A desgraça que eu tenho encontrado não é a desgraça, nem isto é a felicidade: quero tragar a vida amarga, misteriosa, profunda, toda a vida; quero o meu quinhão tal como o têm os misérrimos bichos, os montes ignorados e os pobres...
Ou vou morrer sem ter vivido.
Só em pequeno é que eu senti correr em mim a vida. Guardo ainda o cheiro à essência dos pinheiros mansos, que eu vi há muitos anos, o cheiro a bravio que o mato orvalhado tinha de manhã, e que me fazia cismar na vida feliz dos lobos e dos bichos, que respiram o ar livre e são; que dormem sem cuidados nas tocas ou nas sombras fofas; que matam sem remorsos.
O nosso quintal!

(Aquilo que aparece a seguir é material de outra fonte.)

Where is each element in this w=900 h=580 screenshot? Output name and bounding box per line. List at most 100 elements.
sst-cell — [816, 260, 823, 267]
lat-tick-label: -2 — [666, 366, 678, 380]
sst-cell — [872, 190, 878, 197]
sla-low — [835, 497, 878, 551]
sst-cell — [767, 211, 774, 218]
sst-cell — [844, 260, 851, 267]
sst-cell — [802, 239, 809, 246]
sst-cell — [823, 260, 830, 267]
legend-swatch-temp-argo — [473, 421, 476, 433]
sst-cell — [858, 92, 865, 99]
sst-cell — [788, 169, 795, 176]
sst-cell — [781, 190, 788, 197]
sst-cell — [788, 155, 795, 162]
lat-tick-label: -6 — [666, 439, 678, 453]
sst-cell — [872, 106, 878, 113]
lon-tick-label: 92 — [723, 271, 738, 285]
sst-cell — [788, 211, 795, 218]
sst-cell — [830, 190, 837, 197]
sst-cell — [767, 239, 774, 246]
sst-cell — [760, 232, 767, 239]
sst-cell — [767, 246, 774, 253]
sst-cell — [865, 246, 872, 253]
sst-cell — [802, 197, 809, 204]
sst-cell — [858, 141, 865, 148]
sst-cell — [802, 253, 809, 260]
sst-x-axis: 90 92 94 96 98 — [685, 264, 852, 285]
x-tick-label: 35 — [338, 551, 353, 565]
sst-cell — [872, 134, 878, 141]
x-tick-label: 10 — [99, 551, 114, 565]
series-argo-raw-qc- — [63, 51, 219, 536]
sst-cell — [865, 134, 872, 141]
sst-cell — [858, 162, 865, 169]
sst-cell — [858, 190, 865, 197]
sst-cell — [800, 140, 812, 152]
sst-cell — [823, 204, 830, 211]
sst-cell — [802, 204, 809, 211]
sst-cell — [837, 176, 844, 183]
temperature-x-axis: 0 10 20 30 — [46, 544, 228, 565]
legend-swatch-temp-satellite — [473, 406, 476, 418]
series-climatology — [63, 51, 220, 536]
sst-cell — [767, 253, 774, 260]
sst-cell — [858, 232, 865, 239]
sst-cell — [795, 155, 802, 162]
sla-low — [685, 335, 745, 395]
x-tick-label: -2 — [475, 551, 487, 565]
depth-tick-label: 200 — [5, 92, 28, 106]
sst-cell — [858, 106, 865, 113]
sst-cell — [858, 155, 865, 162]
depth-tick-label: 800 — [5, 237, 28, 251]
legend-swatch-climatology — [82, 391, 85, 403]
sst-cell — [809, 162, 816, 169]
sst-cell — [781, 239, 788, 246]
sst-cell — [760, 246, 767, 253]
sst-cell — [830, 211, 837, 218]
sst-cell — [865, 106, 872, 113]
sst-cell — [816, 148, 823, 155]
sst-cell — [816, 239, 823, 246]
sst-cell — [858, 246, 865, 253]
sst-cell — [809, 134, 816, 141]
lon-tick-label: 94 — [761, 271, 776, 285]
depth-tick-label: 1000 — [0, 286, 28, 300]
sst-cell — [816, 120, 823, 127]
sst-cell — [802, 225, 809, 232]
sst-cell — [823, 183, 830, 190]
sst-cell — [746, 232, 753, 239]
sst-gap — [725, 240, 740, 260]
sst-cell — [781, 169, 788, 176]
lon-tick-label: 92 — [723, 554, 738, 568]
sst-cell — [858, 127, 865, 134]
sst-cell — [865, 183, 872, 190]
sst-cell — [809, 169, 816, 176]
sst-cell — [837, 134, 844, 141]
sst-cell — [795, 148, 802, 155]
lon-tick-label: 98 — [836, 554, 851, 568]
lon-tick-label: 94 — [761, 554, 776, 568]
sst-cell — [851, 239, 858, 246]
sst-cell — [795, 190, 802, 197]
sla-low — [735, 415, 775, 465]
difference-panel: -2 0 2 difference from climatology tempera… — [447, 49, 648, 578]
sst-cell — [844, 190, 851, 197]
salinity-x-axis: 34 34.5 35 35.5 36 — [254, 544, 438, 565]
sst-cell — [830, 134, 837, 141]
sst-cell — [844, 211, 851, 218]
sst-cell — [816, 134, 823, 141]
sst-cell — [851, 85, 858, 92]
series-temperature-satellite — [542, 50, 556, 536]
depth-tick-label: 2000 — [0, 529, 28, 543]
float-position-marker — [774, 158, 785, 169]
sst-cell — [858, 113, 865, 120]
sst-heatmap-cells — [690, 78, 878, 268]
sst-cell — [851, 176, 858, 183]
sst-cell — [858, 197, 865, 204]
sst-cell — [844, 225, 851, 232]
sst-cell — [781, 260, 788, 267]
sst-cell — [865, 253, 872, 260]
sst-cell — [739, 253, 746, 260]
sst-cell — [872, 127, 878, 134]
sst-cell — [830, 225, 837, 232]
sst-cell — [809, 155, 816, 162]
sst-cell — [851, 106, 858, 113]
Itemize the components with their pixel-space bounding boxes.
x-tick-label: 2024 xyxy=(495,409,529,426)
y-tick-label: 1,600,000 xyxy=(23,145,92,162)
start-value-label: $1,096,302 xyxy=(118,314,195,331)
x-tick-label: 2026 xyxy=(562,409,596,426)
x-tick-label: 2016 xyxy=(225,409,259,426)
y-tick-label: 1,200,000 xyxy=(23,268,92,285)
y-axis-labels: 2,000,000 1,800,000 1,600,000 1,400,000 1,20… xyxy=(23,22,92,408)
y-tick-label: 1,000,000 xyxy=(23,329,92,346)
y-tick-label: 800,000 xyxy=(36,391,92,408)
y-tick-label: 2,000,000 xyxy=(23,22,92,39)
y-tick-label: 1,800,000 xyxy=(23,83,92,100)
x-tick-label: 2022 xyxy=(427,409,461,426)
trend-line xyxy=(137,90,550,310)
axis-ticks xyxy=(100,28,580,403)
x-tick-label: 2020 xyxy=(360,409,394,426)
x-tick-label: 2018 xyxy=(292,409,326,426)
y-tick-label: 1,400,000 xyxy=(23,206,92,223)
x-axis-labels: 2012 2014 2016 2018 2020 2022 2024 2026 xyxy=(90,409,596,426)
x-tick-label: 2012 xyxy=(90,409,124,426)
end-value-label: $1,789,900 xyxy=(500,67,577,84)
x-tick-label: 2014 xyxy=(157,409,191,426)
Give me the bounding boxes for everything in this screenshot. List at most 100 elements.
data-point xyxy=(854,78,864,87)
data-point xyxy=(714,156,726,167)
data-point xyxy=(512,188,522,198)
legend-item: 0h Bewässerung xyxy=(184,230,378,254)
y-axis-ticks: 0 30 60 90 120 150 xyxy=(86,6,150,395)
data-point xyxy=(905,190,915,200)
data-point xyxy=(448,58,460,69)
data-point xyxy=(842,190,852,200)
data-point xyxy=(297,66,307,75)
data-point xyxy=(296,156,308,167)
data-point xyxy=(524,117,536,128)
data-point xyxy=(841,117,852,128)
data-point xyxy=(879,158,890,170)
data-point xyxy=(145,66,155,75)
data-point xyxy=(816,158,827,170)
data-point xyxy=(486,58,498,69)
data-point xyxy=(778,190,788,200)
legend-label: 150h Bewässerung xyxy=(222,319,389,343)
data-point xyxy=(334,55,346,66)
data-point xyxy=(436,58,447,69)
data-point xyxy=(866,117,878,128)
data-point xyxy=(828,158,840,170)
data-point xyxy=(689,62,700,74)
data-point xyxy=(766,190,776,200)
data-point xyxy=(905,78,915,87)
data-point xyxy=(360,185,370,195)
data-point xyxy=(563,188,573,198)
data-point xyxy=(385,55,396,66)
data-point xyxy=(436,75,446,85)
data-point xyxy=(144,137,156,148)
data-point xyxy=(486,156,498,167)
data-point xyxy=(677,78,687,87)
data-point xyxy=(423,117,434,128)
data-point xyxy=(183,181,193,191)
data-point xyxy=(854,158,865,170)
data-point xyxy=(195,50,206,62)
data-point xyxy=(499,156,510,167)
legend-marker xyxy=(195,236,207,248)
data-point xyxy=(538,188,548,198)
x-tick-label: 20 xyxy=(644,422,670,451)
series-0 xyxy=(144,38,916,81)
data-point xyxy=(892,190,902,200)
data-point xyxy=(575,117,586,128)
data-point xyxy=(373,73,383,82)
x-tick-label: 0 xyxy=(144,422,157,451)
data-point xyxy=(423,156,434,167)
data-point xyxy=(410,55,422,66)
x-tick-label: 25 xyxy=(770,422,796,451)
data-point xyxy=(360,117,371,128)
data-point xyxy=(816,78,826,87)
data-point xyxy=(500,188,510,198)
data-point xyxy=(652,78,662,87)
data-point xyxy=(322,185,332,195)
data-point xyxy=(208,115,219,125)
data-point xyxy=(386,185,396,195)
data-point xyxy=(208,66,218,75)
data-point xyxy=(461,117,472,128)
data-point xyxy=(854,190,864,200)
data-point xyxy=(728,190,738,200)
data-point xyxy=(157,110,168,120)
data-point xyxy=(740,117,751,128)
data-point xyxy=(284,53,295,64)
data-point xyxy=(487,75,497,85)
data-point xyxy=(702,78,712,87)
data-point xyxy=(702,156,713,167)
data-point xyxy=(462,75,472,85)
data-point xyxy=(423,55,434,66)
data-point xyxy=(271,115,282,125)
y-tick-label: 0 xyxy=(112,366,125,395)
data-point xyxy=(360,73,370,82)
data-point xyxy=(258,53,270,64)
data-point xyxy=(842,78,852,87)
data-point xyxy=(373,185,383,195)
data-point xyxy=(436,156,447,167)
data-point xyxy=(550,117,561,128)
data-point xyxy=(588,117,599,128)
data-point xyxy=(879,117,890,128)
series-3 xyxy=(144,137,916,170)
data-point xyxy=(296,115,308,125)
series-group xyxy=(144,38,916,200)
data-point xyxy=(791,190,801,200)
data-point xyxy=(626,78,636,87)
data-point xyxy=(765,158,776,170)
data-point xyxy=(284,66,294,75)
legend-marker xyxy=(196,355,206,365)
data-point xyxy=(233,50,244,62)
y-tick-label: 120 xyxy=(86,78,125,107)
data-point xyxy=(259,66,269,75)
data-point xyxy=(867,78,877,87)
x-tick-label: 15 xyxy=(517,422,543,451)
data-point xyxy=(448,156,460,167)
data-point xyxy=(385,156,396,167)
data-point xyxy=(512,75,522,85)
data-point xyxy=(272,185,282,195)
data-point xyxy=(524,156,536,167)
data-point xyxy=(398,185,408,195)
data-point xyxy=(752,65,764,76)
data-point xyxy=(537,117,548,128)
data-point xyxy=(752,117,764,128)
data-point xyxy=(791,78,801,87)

No alto há um muro branco, uma cancela, uma mouta de pinheiros sempre verdes e em diálogo com o mar.
A princípio lembra um labirinto, uma labareda verde. As couves são do tamanho de árvores e a água sussurra, mina por toda a parte, em carreirinhos, embebe à farta a terra negra e gorda. Bordam os canteiros renques de alfazema, cravos, roseiras de flor singela, e ao fundo há uma figueira grande, de folhas espalmadas e carnudas, que dá uma sombra subterrânea. Todo o quintal, esfurancado pela água, ressoa como um cortiço. Cintilações, rumores por toda a parte, por toda a parte a solidão.
Ali as árvores eram minhas amigas, as coisas conheciam-me e eu vivia duma vida convencida, forte, bravia...
Vieram depois as palavras, os mestres, os amigos, e eu nunca mais achei sabor à vida, até que acordei agora com este grito: Nunca vivi!...
Ponho-me a pensar: quantas vezes a felicidade e a desgraça não são verdadeiras, nem sentidas? Máscaras, só máscaras que afivelamos em determinadas ocasiões, porque os autores, os amigos, todo o trama complicado em que nos enredam, nos ensina: – Em tal situação tu serás feliz.